In all likelihood, Stalin still comes out on top.
Remember that Lenin had appointed him General Secretary in April 1922--one month before the first stroke. This appointment will almost certainly be confirmed by the new "collective leadership" after Lenin's death. After all, it was what Ilych wanted--and some of the Politburo members may not grasp just how powerful this new office will become. Even if they did, they would prefer Stalin to Trotsky or Zinoviev-Kamenev. Trotsky was viewed with suspicion for all sorts of reasons: his status as a relative newcomer to the Bolshevik party; his intellectual arrogance; the fear of him as a potential "Bonaparte' etc. Zinoviev was also personally unpopular and still had to live down his opposition to the October insurrection. Anyone could quote Lenin's years of denunciations of Trotsky (and Trotsky's equally vehement attacks on Lenin) or his characterization of Zinovivev and Kamenev as "strikebreakers" at the time of October. There were no similar denunciations by Lenin of Stalin--the "Testament" of course had not been written in this ATL.
IMO if Trotsky had any chance to be Lenin's successor, he blew it by going against Lenin in the "trade union dispute" of late 1920, where Trotsky advocated the militarization of labor and the open stratification of the trade unions. This led in March 1921 to the removal of Trotsky's ally Krestinsky from his post as "responsible secretary" as well as from his Politburo and Orgburo positions. It also fostered a negative image of Trotsky in the Party. I discuss this at
https://groups.google.com/d/msg/soc.history.what-if/R8y9UR6NylI/Vy6EPVvx7_MJ
As for the possibility of Trotsky coming to power through a military coup, I agree with Roy Medvedev: ""It must be said quite emphatically, however, that at the time of the discussion in the party there was never any real threat of a military coup, if only because the Red Army was never just a 'docile' instrument in Trotsky's hands. Trotsky could rely fully on the soldiers of the Red Army when he gave the order to march on Warsaw, but he could not have raised the Red Army against the Central Committee and the Politburo..." See my post at
https://groups.google.com/d/msg/soc.history.what-if/EAA2ui89o8I/SINb3uPQ9sUJ As Robert Service wrote in *Trotsky: A Biography* (p. 326): "Could Trotsky have used the Red Army to secure his return to ascendancy? He would need to have been a different kind of politician even to make such an attempt. He had already told fellow leaders that he did not aspire to a personal paramountcy; and even if he had not been frank with them or himself, it is doubtful that he had the skills to put together an armed coalition that would have done the job for him. The Red Army high command was riddled with ambitious rivalries and there is no evidence that Trotsky was the darling of any group of commanders. .." Admittedly, Service is talking about 1924, when some political commissars loyal to Trotsky had already been purged; but even in 1922 a coup would have been a very risky proposition, and one that Totsky was unlikely to attempt.

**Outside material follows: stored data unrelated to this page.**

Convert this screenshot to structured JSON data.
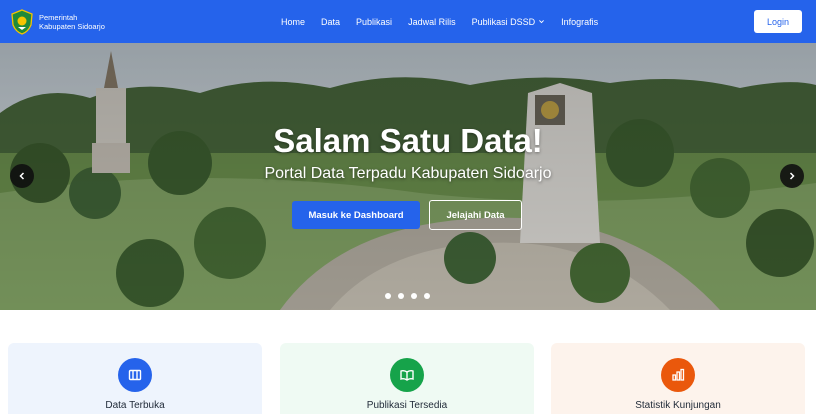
{
  "header": {
    "brand_line1": "Pemerintah",
    "brand_line2": "Kabupaten Sidoarjo",
    "nav": [
      "Home",
      "Data",
      "Publikasi",
      "Jadwal Rilis",
      "Publikasi DSSD",
      "Infografis"
    ],
    "login_label": "Login"
  },
  "hero": {
    "title": "Salam Satu Data!",
    "subtitle": "Portal Data Terpadu Kabupaten Sidoarjo",
    "primary_button": "Masuk ke Dashboard",
    "secondary_button": "Jelajahi Data",
    "slide_count": 4
  },
  "cards": [
    {
      "label": "Data Terbuka",
      "icon": "book-icon",
      "color": "#2563eb",
      "bg": "#eef4fd"
    },
    {
      "label": "Publikasi Tersedia",
      "icon": "open-book-icon",
      "color": "#16a34a",
      "bg": "#effaf3"
    },
    {
      "label": "Statistik Kunjungan",
      "icon": "chart-icon",
      "color": "#ea580c",
      "bg": "#fdf3ec"
    }
  ],
  "colors": {
    "brand": "#2563eb"
  }
}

(One other disadvantage of both Trotsky and Zinoviev was their Jewish origins. The leading Bolsheviks--including Jewish ones--despite their professed internationalism, were well aware that anti-Semitism was still widespread in Soviet Russia...)
In fact, I would say that, in general, what-ifs about the USSR in the 1920's pay far too much attention to Trotsky as possible leader. If we are looking at alternatives to Stalin, I think that either Zinoviev and Kamenev or else (in 1928) Bukharin and the "rightists" had better chances of coming out on top than Trotsky did.